4. Pre‑processing & linear‑regression pipeline

One-hot encoding prevents any artificial numeric order between cities or land-use zones while assigning each class a distinct dB offset.

preproc = ColumnTransformer([
        ('cat', OneHotEncoder(handle_unknown='ignore'), cat_cols),
        ('num', StandardScaler(),                      num_cols)
])

linreg = LinearRegression()

pipe = Pipeline([
        ('prep',  preproc),
        ('model', linreg)
])

5. Train‑test split & training

Because rows are monthly aggregates, shuffling is acceptable.

X_train, X_test, y_train, y_test = train_test_split(
        X, y, test_size=0.2, random_state=42, shuffle=True)

pipe.fit(X_train, y_train)

6. Evaluation

Performance metrics – R² indicates the percentage of month-to-month noise variation we capture; MAE in dB informs regulators of the typical prediction error (e.g., ±2.3 dB).

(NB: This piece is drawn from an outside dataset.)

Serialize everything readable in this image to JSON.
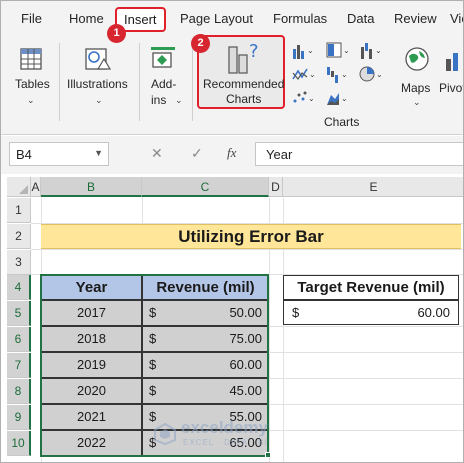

y_pred = pipe.predict(X_test)
print(f"R²  : {r2_score(y_test, y_pred):.3f}")
print(f"MAE : {mean_absolute_error(y_test, y_pred):.2f} dB")

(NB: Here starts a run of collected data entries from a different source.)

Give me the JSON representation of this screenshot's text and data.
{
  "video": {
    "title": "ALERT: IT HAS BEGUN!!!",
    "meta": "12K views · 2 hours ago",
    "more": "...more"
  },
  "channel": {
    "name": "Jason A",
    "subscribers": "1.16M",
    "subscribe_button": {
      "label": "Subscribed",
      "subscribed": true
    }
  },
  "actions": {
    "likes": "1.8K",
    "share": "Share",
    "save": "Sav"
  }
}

7. Interpret loudness drivers

The coefficient table highlights actionable levers: if Area.Type_Industrial adds ≈ 8 dB and high wind subtracts ≈ 1 dB, you know where mitigation (barriers, zoning) matters most.

ohe_feats = pipe.named_steps['prep']\
                .named_transformers_['cat']\
                .get_feature_names_out(cat_cols)

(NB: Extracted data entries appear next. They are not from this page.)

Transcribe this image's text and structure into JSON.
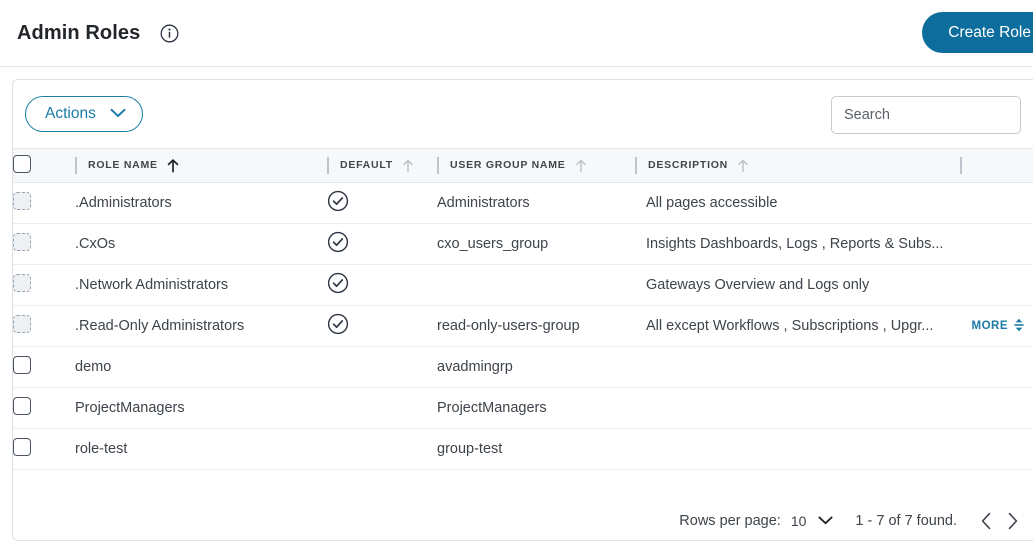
{
  "header": {
    "title": "Admin Roles",
    "info_icon": "info-circle-icon",
    "create_button": "Create Role",
    "accent_color": "#0d6e9e"
  },
  "toolbar": {
    "actions_label": "Actions",
    "actions_chevron": "chevron-down-icon",
    "search_placeholder": "Search",
    "search_value": ""
  },
  "table": {
    "columns": [
      {
        "label": "ROLE NAME",
        "sort": "asc-active"
      },
      {
        "label": "DEFAULT",
        "sort": "asc-inactive"
      },
      {
        "label": "USER GROUP NAME",
        "sort": "asc-inactive"
      },
      {
        "label": "DESCRIPTION",
        "sort": "asc-inactive"
      }
    ],
    "select_all_checked": false,
    "rows": [
      {
        "checkbox_state": "disabled",
        "role_name": ".Administrators",
        "is_default": true,
        "user_group_name": "Administrators",
        "description": "All pages accessible",
        "more": ""
      },
      {
        "checkbox_state": "disabled",
        "role_name": ".CxOs",
        "is_default": true,
        "user_group_name": "cxo_users_group",
        "description": "Insights Dashboards, Logs , Reports & Subs...",
        "more": ""
      },
      {
        "checkbox_state": "disabled",
        "role_name": ".Network Administrators",
        "is_default": true,
        "user_group_name": "",
        "description": "Gateways Overview and Logs only",
        "more": ""
      },
      {
        "checkbox_state": "disabled",
        "role_name": ".Read-Only Administrators",
        "is_default": true,
        "user_group_name": "read-only-users-group",
        "description": "All except Workflows , Subscriptions , Upgr...",
        "more": "MORE"
      },
      {
        "checkbox_state": "enabled",
        "role_name": "demo",
        "is_default": false,
        "user_group_name": "avadmingrp",
        "description": "",
        "more": ""
      },
      {
        "checkbox_state": "enabled",
        "role_name": "ProjectManagers",
        "is_default": false,
        "user_group_name": "ProjectManagers",
        "description": "",
        "more": ""
      },
      {
        "checkbox_state": "enabled",
        "role_name": "role-test",
        "is_default": false,
        "user_group_name": "group-test",
        "description": "",
        "more": ""
      }
    ]
  },
  "pagination": {
    "rows_per_page_label": "Rows per page:",
    "rows_per_page_value": "10",
    "rows_chevron": "chevron-down-icon",
    "found_text": "1 - 7 of 7 found.",
    "prev_icon": "chevron-left-icon",
    "next_icon": "chevron-right-icon"
  }
}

all_feats = list(ohe_feats) + num_cols
coef = (pd.Series(pipe.named_steps['model'].coef_, index=all_feats)
        .sort_values())

print("\nNoise‑reducing factors (negative coefficients):")
print(coef.head(6))

print("\nNoise‑increasing factors (positive coefficients):")
print(coef.tail(6))

Because numerics are z‑scored, each coefficient reads as dB change for a one‑σ shift in that feature; one‑hot coefficients are dB bumps relative to the reference level.

8. Persist the trained pipeline

Joblib persistence bundles preprocessing and coefficients in one file, so tomorrow’s dashboard can load .pkl, feed new weather + calendar + zone data, and output a decibel forecast in milliseconds.

joblib.dump(pipe, "noise_pollution_linreg.pkl")

Summary

With barely 120 lines of Python, we transformed raw monitoring logs into an explainable noise‑pollution forecaster:

• Instant LAeq estimates help planners schedule roadwork and enforce zoning rules.
• Transparent dB levers show exactly how land use, seasonality, and weather affect ambient sound levels.

Keep this linear baseline as your yardstick; when you pivot to spatio‑temporal kriging, gradient‑boosted trees, or deep spectrogram models, you’ll know precisely how much additional predictive punch each layer of complexity delivers.